La remunicipalisation des services de l’eau a le vent en poupe

Depuis l’an 2000 et dans 35 pays du nord et du sud de la (...)

Depuis l’an 2000 et dans 35 pays du nord et du sud de la planète, quelque 180 municipalités – dont plusieurs capitales, Paris, Maputo, Buenos Aires, Kuala Lumpur et d’autres - ont repris à leur compte la gestion des services de l’eau. Pour les auteurs de cet état des lieux publié par un réseau d’observation et d’information sur la mondialisation, cette tendance doit être comprise comme "une réponse aux fausses promesses des opérateurs privés et à leur incapacité à placer les besoins des gens avant la recherche de profit".

"Là pour durer : la remunicipalisation de l’eau, un phénomène global en plein essor" : l’étude menée conjointement par le Transnational Institute (TNI, Pays-Bas), la Public Services International Research Unit (PSIRU, Grande-Bretagne) et l’Observatoire des multinationales (France) propose une vue d’ensemble des cas récents de remunicipalisations des services de l’eau et de l’assainissement dans le monde.

Si l’on en croit ce rapport, plus de 180 villes et collectivités de 35 pays ont repris le contrôle de leurs services d’eau au cours des 15 dernières années. Ce retour à une gestion publique paraît même s’accélérer : 81 remunicipalisations ont eu lieu dans des pays à revenus élevés entre 2010 et 2014, deux fois plus que durant les 5 années précédentes.
Accra (Ghana), Berlin (Allemagne), Buenos Aires (Argentine), Budapest (Hongrie), Kuala Lumpur (Malaisie), La Paz (Bolivie), Maputo (Mozambique) et Paris (France) figurent en bonne place dans la liste des grandes villes qui ont remunicipalisé leur eau. Inversement, les nouvelles privatisations, à l’instar de Nagpur (Inde) ou Djeddah (Arabie saoudite) sont plutôt rares.

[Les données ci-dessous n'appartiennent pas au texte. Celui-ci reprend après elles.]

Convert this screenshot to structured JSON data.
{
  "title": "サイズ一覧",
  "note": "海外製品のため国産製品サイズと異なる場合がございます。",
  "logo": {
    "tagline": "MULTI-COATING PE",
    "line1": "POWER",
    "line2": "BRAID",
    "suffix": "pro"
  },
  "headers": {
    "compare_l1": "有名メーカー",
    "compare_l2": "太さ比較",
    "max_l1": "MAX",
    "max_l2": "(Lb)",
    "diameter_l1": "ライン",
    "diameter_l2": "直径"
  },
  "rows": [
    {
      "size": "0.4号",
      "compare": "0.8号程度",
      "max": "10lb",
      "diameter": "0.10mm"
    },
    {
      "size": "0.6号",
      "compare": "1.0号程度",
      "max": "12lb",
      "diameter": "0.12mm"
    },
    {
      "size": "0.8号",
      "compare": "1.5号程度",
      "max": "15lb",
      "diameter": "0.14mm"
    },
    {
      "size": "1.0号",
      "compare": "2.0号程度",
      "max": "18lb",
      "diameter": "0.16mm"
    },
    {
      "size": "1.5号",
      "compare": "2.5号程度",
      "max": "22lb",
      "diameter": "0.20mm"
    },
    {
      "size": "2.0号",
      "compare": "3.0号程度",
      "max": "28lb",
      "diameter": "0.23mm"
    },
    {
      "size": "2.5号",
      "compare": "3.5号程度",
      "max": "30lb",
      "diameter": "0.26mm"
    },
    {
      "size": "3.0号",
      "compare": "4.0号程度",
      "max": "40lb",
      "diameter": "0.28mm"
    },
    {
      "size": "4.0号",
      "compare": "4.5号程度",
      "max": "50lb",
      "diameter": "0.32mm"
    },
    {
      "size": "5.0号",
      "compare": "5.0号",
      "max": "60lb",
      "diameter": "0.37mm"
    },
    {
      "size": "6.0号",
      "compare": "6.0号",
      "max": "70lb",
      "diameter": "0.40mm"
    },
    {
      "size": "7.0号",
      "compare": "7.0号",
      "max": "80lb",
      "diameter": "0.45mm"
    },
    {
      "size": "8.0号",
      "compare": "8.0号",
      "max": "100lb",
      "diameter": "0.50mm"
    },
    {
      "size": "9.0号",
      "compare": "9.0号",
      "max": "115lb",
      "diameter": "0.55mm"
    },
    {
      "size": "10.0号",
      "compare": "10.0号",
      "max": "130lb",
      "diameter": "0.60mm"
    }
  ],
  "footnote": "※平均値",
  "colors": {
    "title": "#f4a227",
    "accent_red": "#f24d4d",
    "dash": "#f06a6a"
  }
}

Malgré le fait que pendant trois décennies les institutions financières internationales et nombre de gouvernements ont encouragé les partenariats public-privé, voire les privatisations, il est désormais clair, lit-on dans ce rapport, "que la remunicipalisation de l’eau, en tant qu’option politique, est là pour durer. L’expérience directe des problèmes communément associés à la gestion privée de l’eau – manque d’investissements dans les infrastructures, hausses tarifaires, risques environnementaux - a convaincu d’innombrables citoyens et décideurs politiques que le secteur public est le mieux placé pour fournir des services de qualité et promouvoir le droit humain à l’eau".

Tirant quelques enseignements de leurs recherches, les auteurs de ce rapport notent, entre autres, que dans une majorité de cas, la remunicipalisation passe par la résiliation pure et simple des contrats privés, même avant leur échéance (en France cependant, où 49 cas de remunicipalisation ont été recensés alors que ce pays a donné naissance aux plus grandes multinationales du secteur de l’eau, cela se passe le plus souvent au moment où se pose la question du renouvellement des délégations de services).

Autre constat : "en éliminant l’impératif de maximisation des profits qui caractérise le secteur privé, la remunicipalisation de l’eau conduit souvent à une amélioration de l’accès et de la qualité des services". Selon les situations, cela se traduit par une meilleure efficacité des prestations, une restructuration des systèmes de tarification et une baisse des prix, une augmentation des investissements dans les équipements et les infrastructures, une information davantage transparente, une plus grande participation des usagers et des citoyens aux décisions, etc.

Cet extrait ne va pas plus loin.